Other studies along with the present study have also reported no significant association between QOL before and after treatment with sex, age, periodontal treatment, and smoking; however, the questionnaire used was different [1].
CONCLUSION
The quality of life associated with eating; speaking clearly; cleaning teeth or dentures; performing light physical activity; being outside of the home for work or meeting others; smiling, laughing, or showing teeth without discomfort and shame; emotional conditions, such as becoming upset quicker than usual; enjoying communication with other people, such as friends, relatives, and neighbors; and performing their job significantly increased after surgery. However, the quality of life associated with sleeping or resting did not improve. No significant association was noted between QOL after implant with place of residence, educational level, and sex.

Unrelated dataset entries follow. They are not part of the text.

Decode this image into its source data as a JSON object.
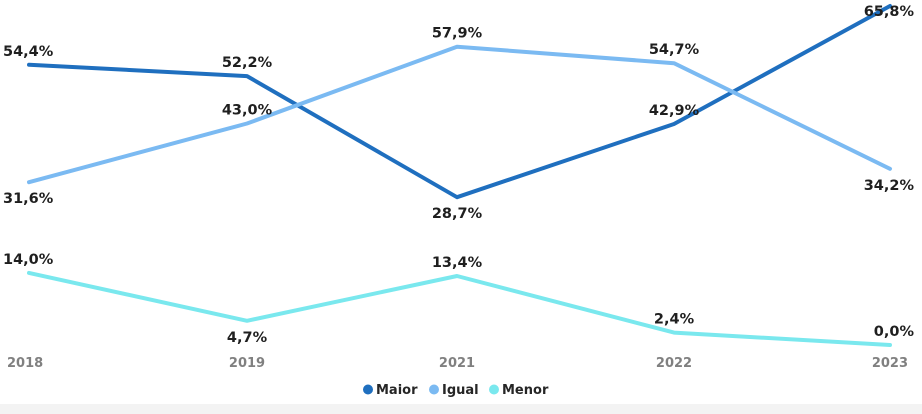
{
  "chart_data": {
    "type": "line",
    "categories": [
      "2018",
      "2019",
      "2021",
      "2022",
      "2023"
    ],
    "series": [
      {
        "name": "Maior",
        "color": "#1f6fbf",
        "values": [
          54.4,
          52.2,
          28.7,
          42.9,
          65.8
        ],
        "labels": [
          "54,4%",
          "52,2%",
          "28,7%",
          "42,9%",
          "65,8%"
        ]
      },
      {
        "name": "Igual",
        "color": "#7bbaf2",
        "values": [
          31.6,
          43.0,
          57.9,
          54.7,
          34.2
        ],
        "labels": [
          "31,6%",
          "43,0%",
          "57,9%",
          "54,7%",
          "34,2%"
        ]
      },
      {
        "name": "Menor",
        "color": "#7ae8ee",
        "values": [
          14.0,
          4.7,
          13.4,
          2.4,
          0.0
        ],
        "labels": [
          "14,0%",
          "4,7%",
          "13,4%",
          "2,4%",
          "0,0%"
        ]
      }
    ],
    "legend_position": "bottom-center",
    "grid": false,
    "ylim": [
      0,
      66
    ],
    "title": "",
    "xlabel": "",
    "ylabel": ""
  }
}
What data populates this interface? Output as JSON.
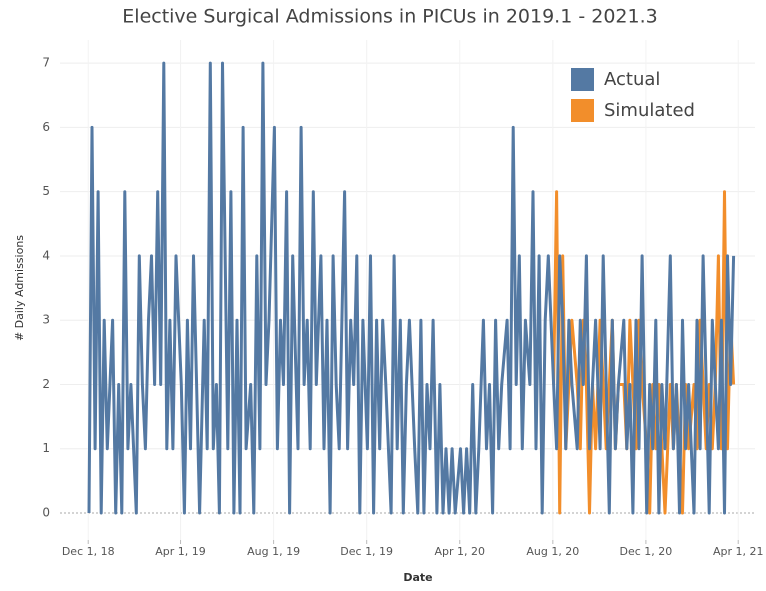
{
  "chart_data": {
    "type": "line",
    "title": "Elective Surgical Admissions in PICUs in 2019.1 - 2021.3",
    "x_label": "Date",
    "y_label": "# Daily Admissions",
    "xlim": [
      "2018-10-25",
      "2021-04-23"
    ],
    "xticks": [
      {
        "value": "2018-12-01",
        "label": "Dec 1, 18"
      },
      {
        "value": "2019-04-01",
        "label": "Apr 1, 19"
      },
      {
        "value": "2019-08-01",
        "label": "Aug 1, 19"
      },
      {
        "value": "2019-12-01",
        "label": "Dec 1, 19"
      },
      {
        "value": "2020-04-01",
        "label": "Apr 1, 20"
      },
      {
        "value": "2020-08-01",
        "label": "Aug 1, 20"
      },
      {
        "value": "2020-12-01",
        "label": "Dec 1, 20"
      },
      {
        "value": "2021-04-01",
        "label": "Apr 1, 21"
      }
    ],
    "ylim": [
      -0.42,
      7.36
    ],
    "yticks": [
      0,
      1,
      2,
      3,
      4,
      5,
      6,
      7
    ],
    "grid": true,
    "legend": "top-right",
    "series": [
      {
        "name": "Actual",
        "color": "#5479a3",
        "x": [
          "2018-12-02",
          "2018-12-06",
          "2018-12-10",
          "2018-12-14",
          "2018-12-18",
          "2018-12-22",
          "2018-12-26",
          "2019-01-02",
          "2019-01-06",
          "2019-01-10",
          "2019-01-14",
          "2019-01-18",
          "2019-01-22",
          "2019-01-26",
          "2019-02-02",
          "2019-02-06",
          "2019-02-10",
          "2019-02-14",
          "2019-02-18",
          "2019-02-22",
          "2019-02-26",
          "2019-03-02",
          "2019-03-06",
          "2019-03-10",
          "2019-03-14",
          "2019-03-18",
          "2019-03-22",
          "2019-03-26",
          "2019-04-02",
          "2019-04-06",
          "2019-04-10",
          "2019-04-14",
          "2019-04-18",
          "2019-04-22",
          "2019-04-26",
          "2019-05-02",
          "2019-05-06",
          "2019-05-10",
          "2019-05-14",
          "2019-05-18",
          "2019-05-22",
          "2019-05-26",
          "2019-06-02",
          "2019-06-06",
          "2019-06-10",
          "2019-06-14",
          "2019-06-18",
          "2019-06-22",
          "2019-06-26",
          "2019-07-02",
          "2019-07-06",
          "2019-07-10",
          "2019-07-14",
          "2019-07-18",
          "2019-07-22",
          "2019-07-26",
          "2019-08-02",
          "2019-08-06",
          "2019-08-10",
          "2019-08-14",
          "2019-08-18",
          "2019-08-22",
          "2019-08-26",
          "2019-09-02",
          "2019-09-06",
          "2019-09-10",
          "2019-09-14",
          "2019-09-18",
          "2019-09-22",
          "2019-09-26",
          "2019-10-02",
          "2019-10-06",
          "2019-10-10",
          "2019-10-14",
          "2019-10-18",
          "2019-10-22",
          "2019-10-26",
          "2019-11-02",
          "2019-11-06",
          "2019-11-10",
          "2019-11-14",
          "2019-11-18",
          "2019-11-22",
          "2019-11-26",
          "2019-12-02",
          "2019-12-06",
          "2019-12-10",
          "2019-12-14",
          "2019-12-18",
          "2019-12-22",
          "2019-12-26",
          "2020-01-02",
          "2020-01-06",
          "2020-01-10",
          "2020-01-14",
          "2020-01-18",
          "2020-01-22",
          "2020-01-26",
          "2020-02-02",
          "2020-02-06",
          "2020-02-10",
          "2020-02-14",
          "2020-02-18",
          "2020-02-22",
          "2020-02-26",
          "2020-03-02",
          "2020-03-06",
          "2020-03-10",
          "2020-03-14",
          "2020-03-18",
          "2020-03-22",
          "2020-03-26",
          "2020-04-02",
          "2020-04-06",
          "2020-04-10",
          "2020-04-14",
          "2020-04-18",
          "2020-04-22",
          "2020-04-26",
          "2020-05-02",
          "2020-05-06",
          "2020-05-10",
          "2020-05-14",
          "2020-05-18",
          "2020-05-22",
          "2020-05-26",
          "2020-06-02",
          "2020-06-06",
          "2020-06-10",
          "2020-06-14",
          "2020-06-18",
          "2020-06-22",
          "2020-06-26",
          "2020-07-02",
          "2020-07-06",
          "2020-07-10",
          "2020-07-14",
          "2020-07-18",
          "2020-07-22",
          "2020-07-26",
          "2020-08-02",
          "2020-08-06",
          "2020-08-10",
          "2020-08-14",
          "2020-08-18",
          "2020-08-22",
          "2020-08-26",
          "2020-09-02",
          "2020-09-06",
          "2020-09-10",
          "2020-09-14",
          "2020-09-18",
          "2020-09-22",
          "2020-09-26",
          "2020-10-02",
          "2020-10-06",
          "2020-10-10",
          "2020-10-14",
          "2020-10-18",
          "2020-10-22",
          "2020-10-26",
          "2020-11-02",
          "2020-11-06",
          "2020-11-10",
          "2020-11-14",
          "2020-11-18",
          "2020-11-22",
          "2020-11-26",
          "2020-12-02",
          "2020-12-06",
          "2020-12-10",
          "2020-12-14",
          "2020-12-18",
          "2020-12-22",
          "2020-12-26",
          "2021-01-02",
          "2021-01-06",
          "2021-01-10",
          "2021-01-14",
          "2021-01-18",
          "2021-01-22",
          "2021-01-26",
          "2021-02-02",
          "2021-02-06",
          "2021-02-10",
          "2021-02-14",
          "2021-02-18",
          "2021-02-22",
          "2021-02-26",
          "2021-03-02",
          "2021-03-06",
          "2021-03-10",
          "2021-03-14",
          "2021-03-18",
          "2021-03-22",
          "2021-03-26"
        ],
        "values": [
          0,
          6,
          1,
          5,
          0,
          3,
          1,
          3,
          0,
          2,
          0,
          5,
          1,
          2,
          0,
          4,
          2,
          1,
          3,
          4,
          2,
          5,
          2,
          7,
          1,
          3,
          1,
          4,
          2,
          0,
          3,
          1,
          4,
          2,
          0,
          3,
          1,
          7,
          1,
          2,
          0,
          7,
          1,
          5,
          0,
          3,
          0,
          6,
          1,
          2,
          0,
          4,
          1,
          7,
          2,
          3,
          6,
          1,
          3,
          2,
          5,
          0,
          4,
          1,
          6,
          2,
          3,
          1,
          5,
          2,
          4,
          1,
          3,
          0,
          4,
          2,
          1,
          5,
          1,
          3,
          2,
          4,
          0,
          3,
          1,
          4,
          0,
          3,
          1,
          3,
          2,
          0,
          4,
          1,
          3,
          0,
          2,
          3,
          1,
          0,
          3,
          0,
          2,
          1,
          3,
          0,
          2,
          0,
          1,
          0,
          1,
          0,
          1,
          0,
          1,
          0,
          2,
          0,
          1,
          3,
          1,
          2,
          0,
          3,
          1,
          2,
          3,
          1,
          6,
          2,
          4,
          1,
          3,
          2,
          5,
          1,
          4,
          0,
          3,
          4,
          2,
          1,
          4,
          3,
          1,
          3,
          2,
          1,
          3,
          2,
          4,
          1,
          2,
          3,
          1,
          4,
          2,
          0,
          3,
          1,
          2,
          3,
          1,
          2,
          0,
          3,
          1,
          4,
          0,
          2,
          1,
          3,
          0,
          2,
          1,
          4,
          1,
          2,
          0,
          3,
          1,
          2,
          0,
          3,
          1,
          4,
          2,
          0,
          3,
          2,
          1,
          3,
          0,
          4,
          2,
          4
        ]
      },
      {
        "name": "Simulated",
        "color": "#f28e2b",
        "x": [
          "2020-08-02",
          "2020-08-06",
          "2020-08-10",
          "2020-08-14",
          "2020-08-18",
          "2020-08-22",
          "2020-08-26",
          "2020-09-02",
          "2020-09-06",
          "2020-09-10",
          "2020-09-14",
          "2020-09-18",
          "2020-09-22",
          "2020-09-26",
          "2020-10-02",
          "2020-10-06",
          "2020-10-10",
          "2020-10-14",
          "2020-10-18",
          "2020-10-22",
          "2020-10-26",
          "2020-11-02",
          "2020-11-06",
          "2020-11-10",
          "2020-11-14",
          "2020-11-18",
          "2020-11-22",
          "2020-11-26",
          "2020-12-02",
          "2020-12-06",
          "2020-12-10",
          "2020-12-14",
          "2020-12-18",
          "2020-12-22",
          "2020-12-26",
          "2021-01-02",
          "2021-01-06",
          "2021-01-10",
          "2021-01-14",
          "2021-01-18",
          "2021-01-22",
          "2021-01-26",
          "2021-02-02",
          "2021-02-06",
          "2021-02-10",
          "2021-02-14",
          "2021-02-18",
          "2021-02-22",
          "2021-02-26",
          "2021-03-02",
          "2021-03-06",
          "2021-03-10",
          "2021-03-14",
          "2021-03-18",
          "2021-03-22",
          "2021-03-26"
        ],
        "values": [
          2,
          5,
          0,
          4,
          1,
          2,
          3,
          2,
          1,
          3,
          2,
          0,
          2,
          1,
          3,
          2,
          1,
          2,
          3,
          1,
          2,
          2,
          1,
          3,
          2,
          1,
          3,
          2,
          1,
          0,
          2,
          1,
          2,
          1,
          0,
          2,
          1,
          2,
          1,
          0,
          2,
          1,
          2,
          1,
          3,
          2,
          1,
          2,
          1,
          2,
          4,
          1,
          5,
          1,
          3,
          2
        ]
      }
    ]
  }
}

ETHICS APPROVAL AND CONSENT TO PARTICIPATE
Not applicable.
HUMAN AND ANIMAL RIGHTS
No Animals/Humans were used for studies that are base of this research.
CONSENT FOR PUBLICATION
Not applicable.
CONFLICT OF INTEREST
The authors declare no conflict of interest, financial or otherwise.
ACKNOWLEDGEMENTS
This article was extracted from a thesis which was founded by a grant from Mashhad University of Medical sciences research council.